Wednesday, November 17, 2021 - 1:00pm to 2:00pm
CORD 1109 or Zoom https://oregonstate.zoom.us/j/93591935144?pwd=YjZaSjBYS0NmNUtjQzBEdzhPeDZ5UT09

Speaker Information

Stefan Lee
Assistant Professor
Computer Science
Oregon State University

Abstract

Vision-and-language research consists of a diverse set of tasks. While underlying image datasets, input/output APIs, and model architectures vary across tasks, there exists a common need to associate imagery and text -- i.e. to perform visual grounding. Despite this, the standard paradigm has been to treat each task in isolation -- starting from separately pretrained vision and language models and then learning to associate their outputs as part of task training. This siloed approach fails to leverage grounding supervision between tasks and can result in myopic groundings when datasets are small or biased. In this talk, I'll discuss a line of work focused on learning task-agnostic visiolinguistic representations that can serve as a common foundation for many vision-and-language tasks.

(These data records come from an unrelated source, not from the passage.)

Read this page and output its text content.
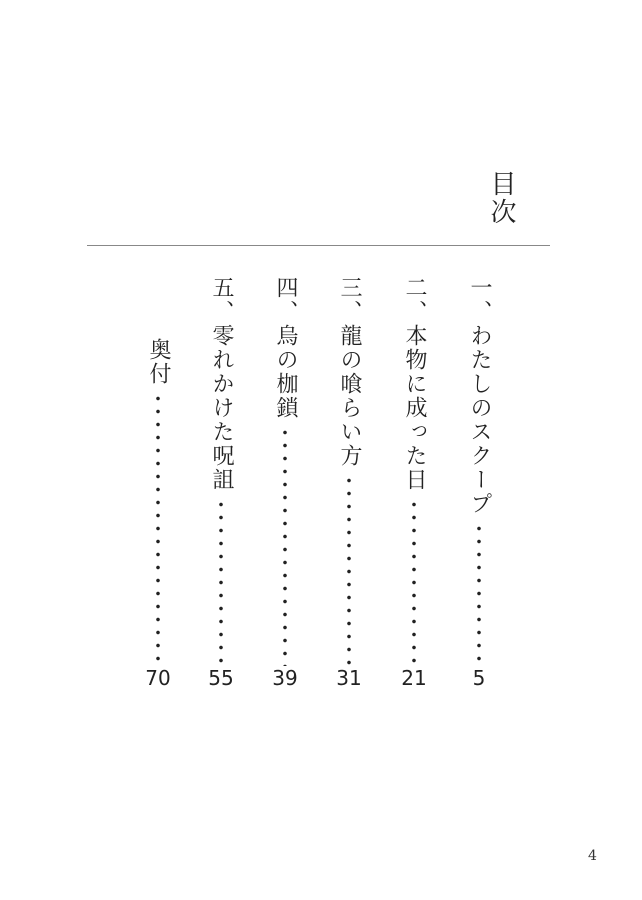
目次
一、わたしのスクープ
5
二、本物に成った日
21
三、龍の喰らい方
31
四、烏の枷鎖
39
五、零れかけた呪詛
55
奥付
70
4
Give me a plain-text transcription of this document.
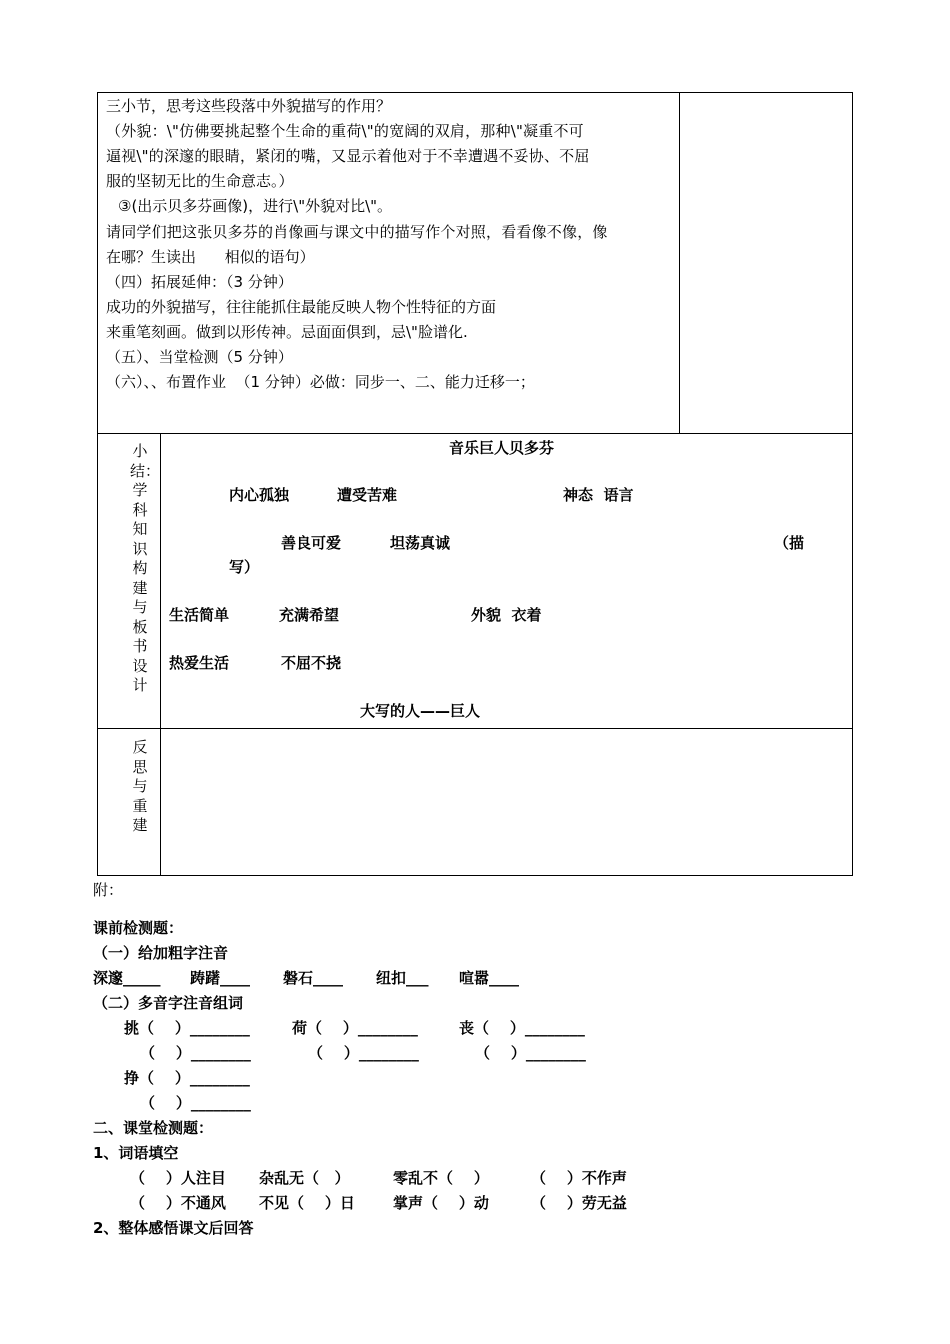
三小节，思考这些段落中外貌描写的作用？
（外貌：\"仿佛要挑起整个生命的重荷\"的宽阔的双肩，那种\"凝重不可
逼视\"的深邃的眼睛，紧闭的嘴，又显示着他对于不幸遭遇不妥协、不屈
服的坚韧无比的生命意志。）
③(出示贝多芬画像)，进行\"外貌对比\"。
请同学们把这张贝多芬的肖像画与课文中的描写作个对照，看看像不像，像
在哪？生读出      相似的语句）
（四）拓展延伸：（3 分钟）
成功的外貌描写，往往能抓住最能反映人物个性特征的方面
来重笔刻画。做到以形传神。忌面面俱到，忌\"脸谱化.
（五）、当堂检测（5 分钟）
（六）、、布置作业  （1 分钟）必做：同步一、二、能力迁移一；
小结：学科知识构建与板书设计
音乐巨人贝多芬
内心孤独	遭受苦难	神态  语言
善良可爱	坦荡真诚	（描
写）
生活简单	充满希望	外貌  衣着
热爱生活	不屈不挠
大写的人——巨人
反思与重建
附：
课前检测题：
（一）给加粗字注音
深邃_____ 踌躇____ 磐石____ 纽扣___ 喧嚣____
（二）多音字注音组词
挑（    ）________	荷（    ）________	丧（    ）________
（    ）________	（    ）________	（    ）________
挣（    ）________
（    ）________
二、课堂检测题：
1、词语填空
（    ）人注目 杂乱无（   ）	零乱不（    ）	（    ）不作声
（    ）不通风 不见（    ）日	掌声（    ）动	（    ）劳无益
2、整体感悟课文后回答
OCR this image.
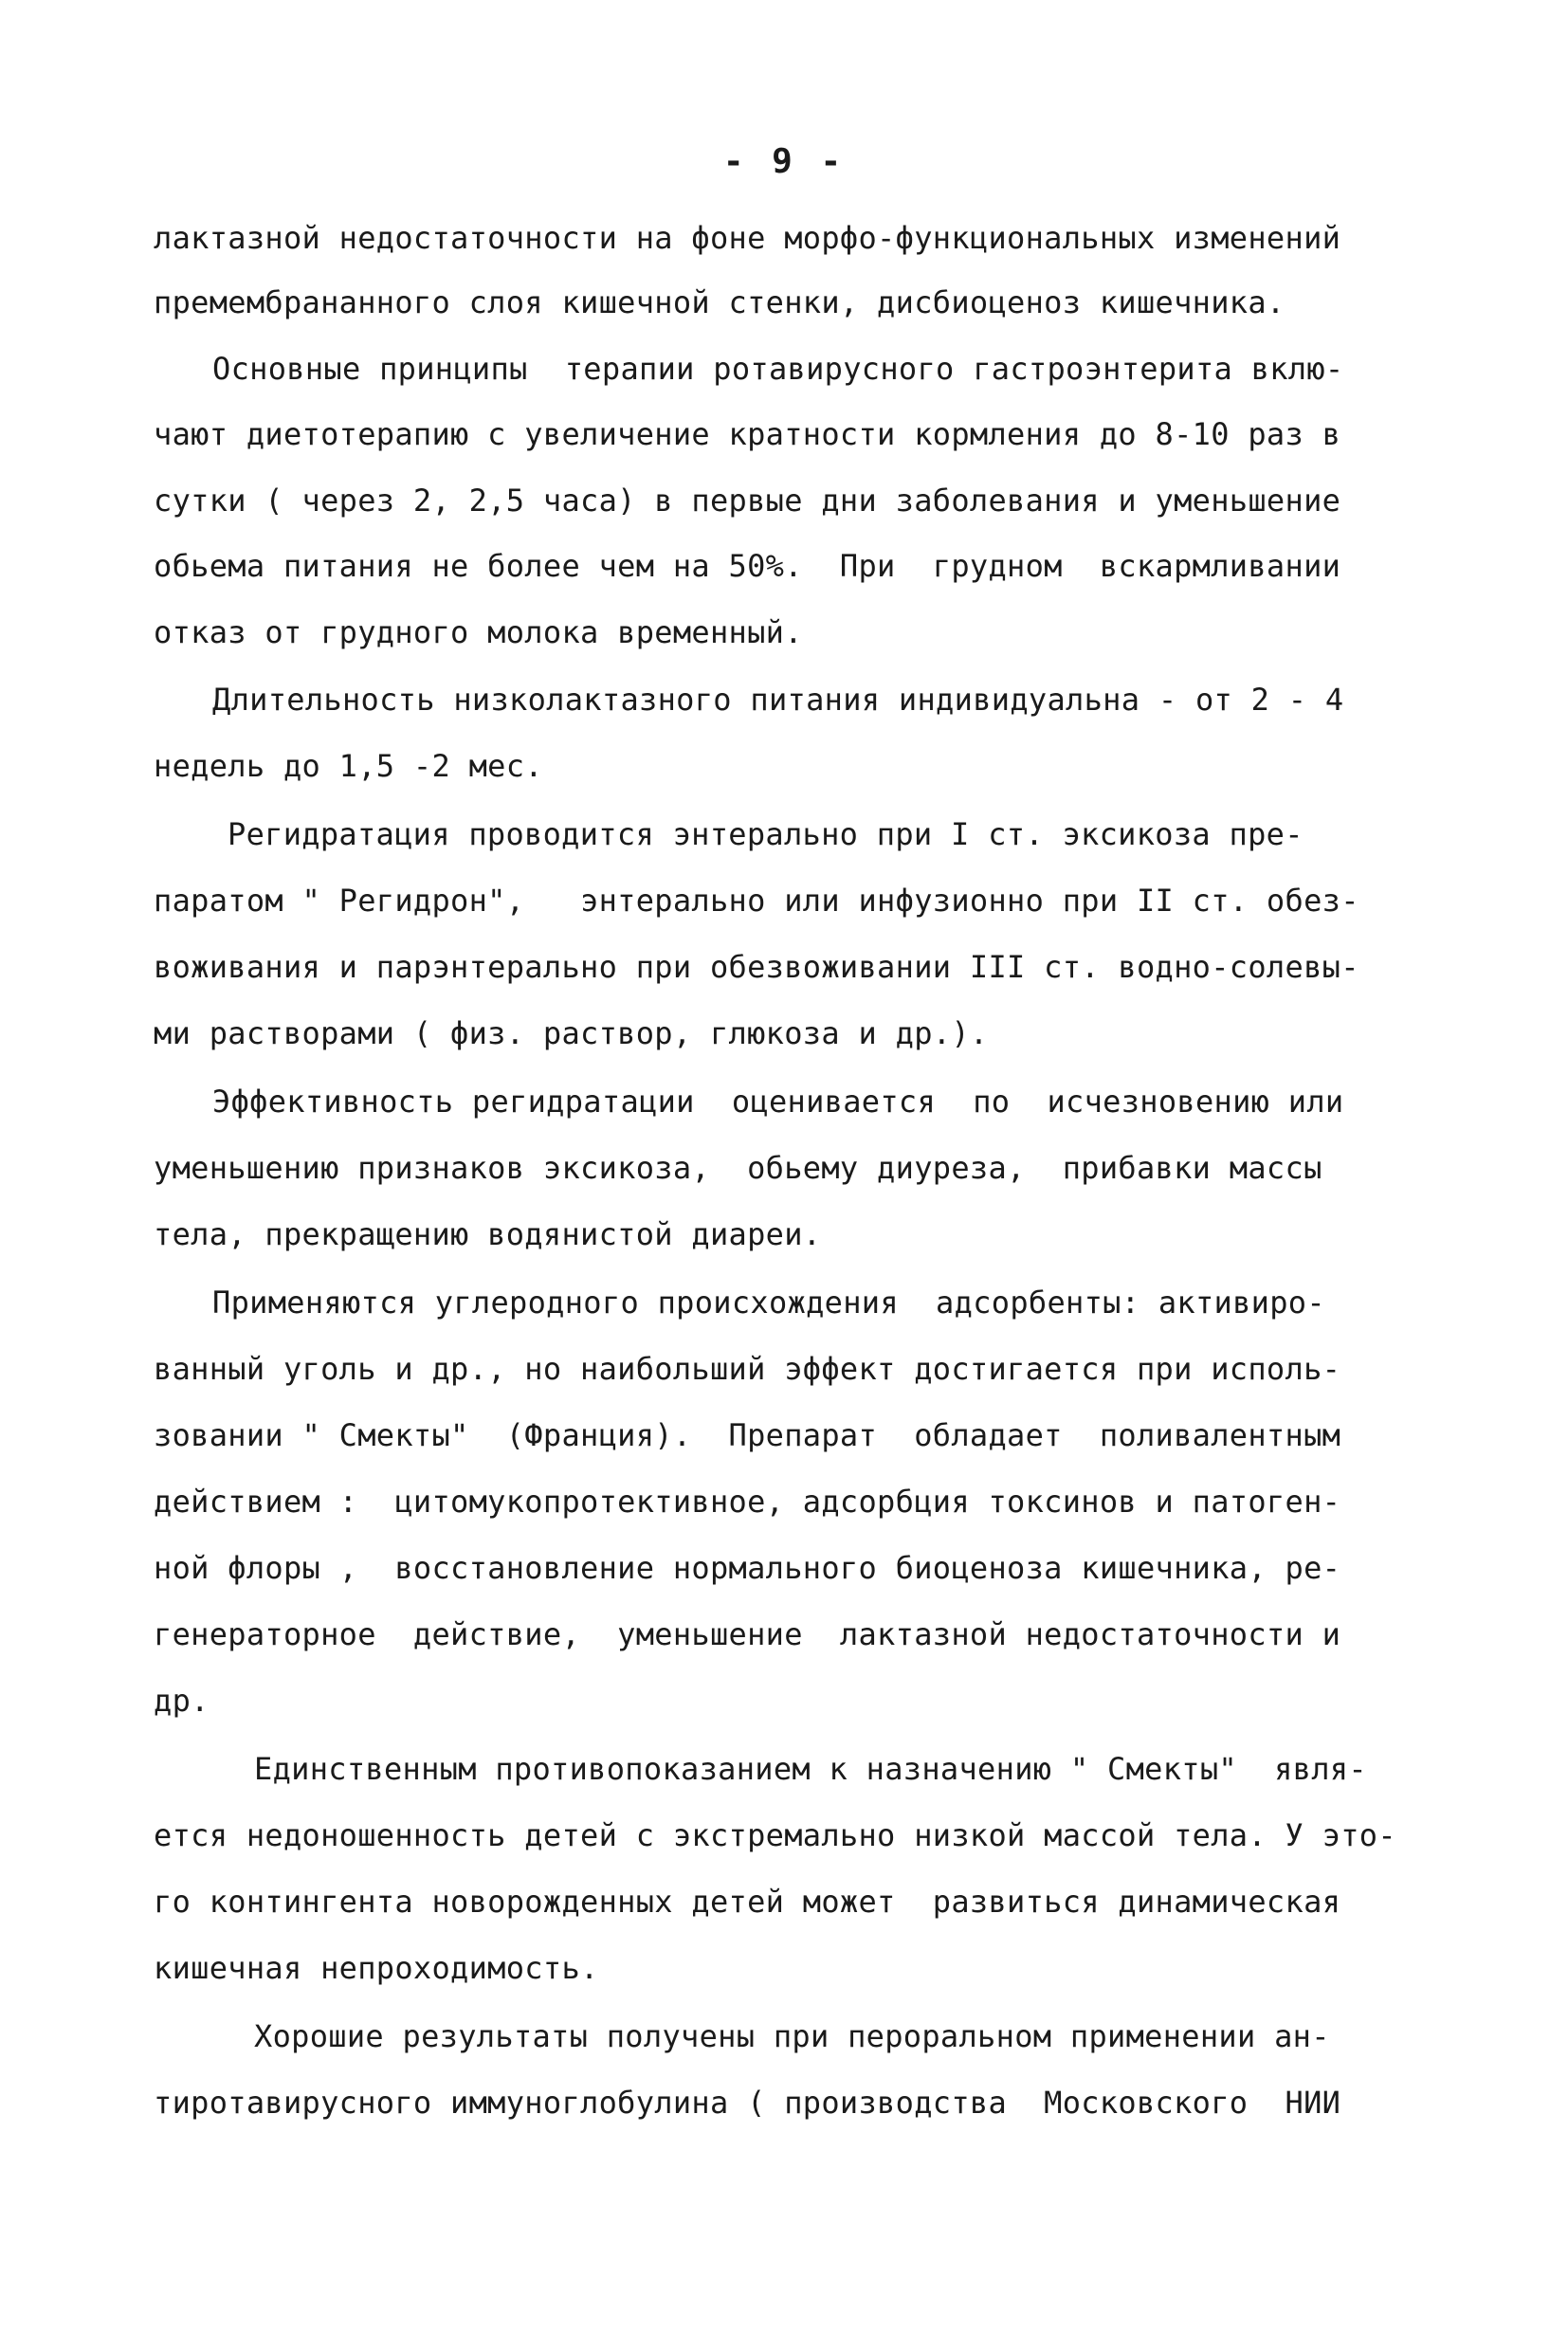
- 9 -
лактазной недостаточности на фоне морфо-функциональных изменений
премембрананного слоя кишечной стенки, дисбиоценоз кишечника.
Основные принципы  терапии ротавирусного гастроэнтерита вклю-
чают диетотерапию с увеличение кратности кормления до 8-10 раз в
сутки ( через 2, 2,5 часа) в первые дни заболевания и уменьшение
обьема питания не более чем на 50%.  При  грудном  вскармливании
отказ от грудного молока временный.
Длительность низколактазного питания индивидуальна - от 2 - 4
недель до 1,5 -2 мес.
Регидратация проводится энтерально при I ст. эксикоза пре-
паратом " Регидрон",   энтерально или инфузионно при II ст. обез-
воживания и парэнтерально при обезвоживании III ст. водно-солевы-
ми растворами ( физ. раствор, глюкоза и др.).
Эффективность регидратации  оценивается  по  исчезновению или
уменьшению признаков эксикоза,  обьему диуреза,  прибавки массы
тела, прекращению водянистой диареи.
Применяются углеродного происхождения  адсорбенты: активиро-
ванный уголь и др., но наибольший эффект достигается при исполь-
зовании " Смекты"  (Франция).  Препарат  обладает  поливалентным
действием :  цитомукопротективное, адсорбция токсинов и патоген-
ной флоры ,  восстановление нормального биоценоза кишечника, ре-
генераторное  действие,  уменьшение  лактазной недостаточности и
др.
Единственным противопоказанием к назначению " Смекты"  явля-
ется недоношенность детей с экстремально низкой массой тела. У это-
го контингента новорожденных детей может  развиться динамическая
кишечная непроходимость.
Хорошие результаты получены при пероральном применении ан-
тиротавирусного иммуноглобулина ( производства  Московского  НИИ
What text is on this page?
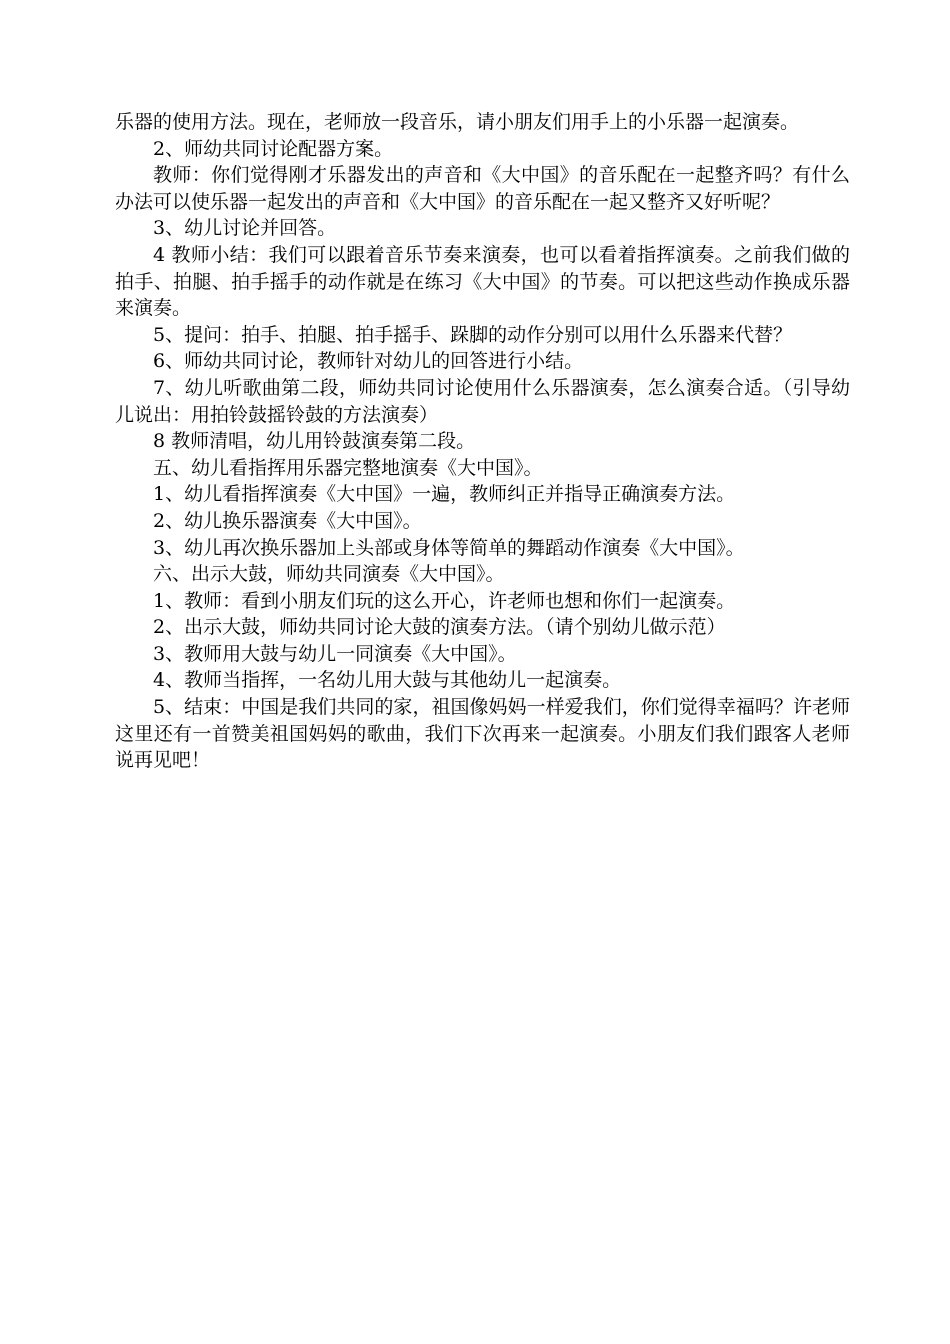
乐器的使用方法。现在，老师放一段音乐，请小朋友们用手上的小乐器一起演奏。

2、师幼共同讨论配器方案。

教师：你们觉得刚才乐器发出的声音和《大中国》的音乐配在一起整齐吗？有什么办法可以使乐器一起发出的声音和《大中国》的音乐配在一起又整齐又好听呢？

3、幼儿讨论并回答。

4 教师小结：我们可以跟着音乐节奏来演奏，也可以看着指挥演奏。之前我们做的拍手、拍腿、拍手摇手的动作就是在练习《大中国》的节奏。可以把这些动作换成乐器来演奏。

5、提问：拍手、拍腿、拍手摇手、跺脚的动作分别可以用什么乐器来代替？

6、师幼共同讨论，教师针对幼儿的回答进行小结。

7、幼儿听歌曲第二段，师幼共同讨论使用什么乐器演奏，怎么演奏合适。（引导幼儿说出：用拍铃鼓摇铃鼓的方法演奏）

8 教师清唱，幼儿用铃鼓演奏第二段。

五、幼儿看指挥用乐器完整地演奏《大中国》。

1、幼儿看指挥演奏《大中国》一遍，教师纠正并指导正确演奏方法。

2、幼儿换乐器演奏《大中国》。

3、幼儿再次换乐器加上头部或身体等简单的舞蹈动作演奏《大中国》。

六、出示大鼓，师幼共同演奏《大中国》。

1、教师：看到小朋友们玩的这么开心，许老师也想和你们一起演奏。

2、出示大鼓，师幼共同讨论大鼓的演奏方法。（请个别幼儿做示范）

3、教师用大鼓与幼儿一同演奏《大中国》。

4、教师当指挥，一名幼儿用大鼓与其他幼儿一起演奏。

5、结束：中国是我们共同的家，祖国像妈妈一样爱我们，你们觉得幸福吗？许老师这里还有一首赞美祖国妈妈的歌曲，我们下次再来一起演奏。小朋友们我们跟客人老师说再见吧！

First, I'll cover recent work on learning a generic multimodal encoder (ViLBERT) from large-scale web data and transferring this pretrained model to a range of vision-and-language tasks. Second, I'll show how multitask training from this base architecture further improves task performance while unifying twelve vision-and-language tasks in a single model.

Speaker Bio

Stefan Lee is an assistant professor in the School of Electrical Engineering and Computer Science at Oregon State University and a member of the Collaborative Robotics and Intelligent Systems (CoRIS) Institute there. His work addresses problems at the intersection of computer vision and natural language processing. He is the recipient of the DARPA Rising Research Plenary Speaker Selection (DARPA 2019), two best paper awards (EMNLP 2017, CVPR 2014 Workshop on Egocentric Vision), and multiple awards for review quality (CVPR 2017,2019,2020; ICCV 2017; NeurIPS 2017-2018; ICLR 2018-2019, ECCV 2020).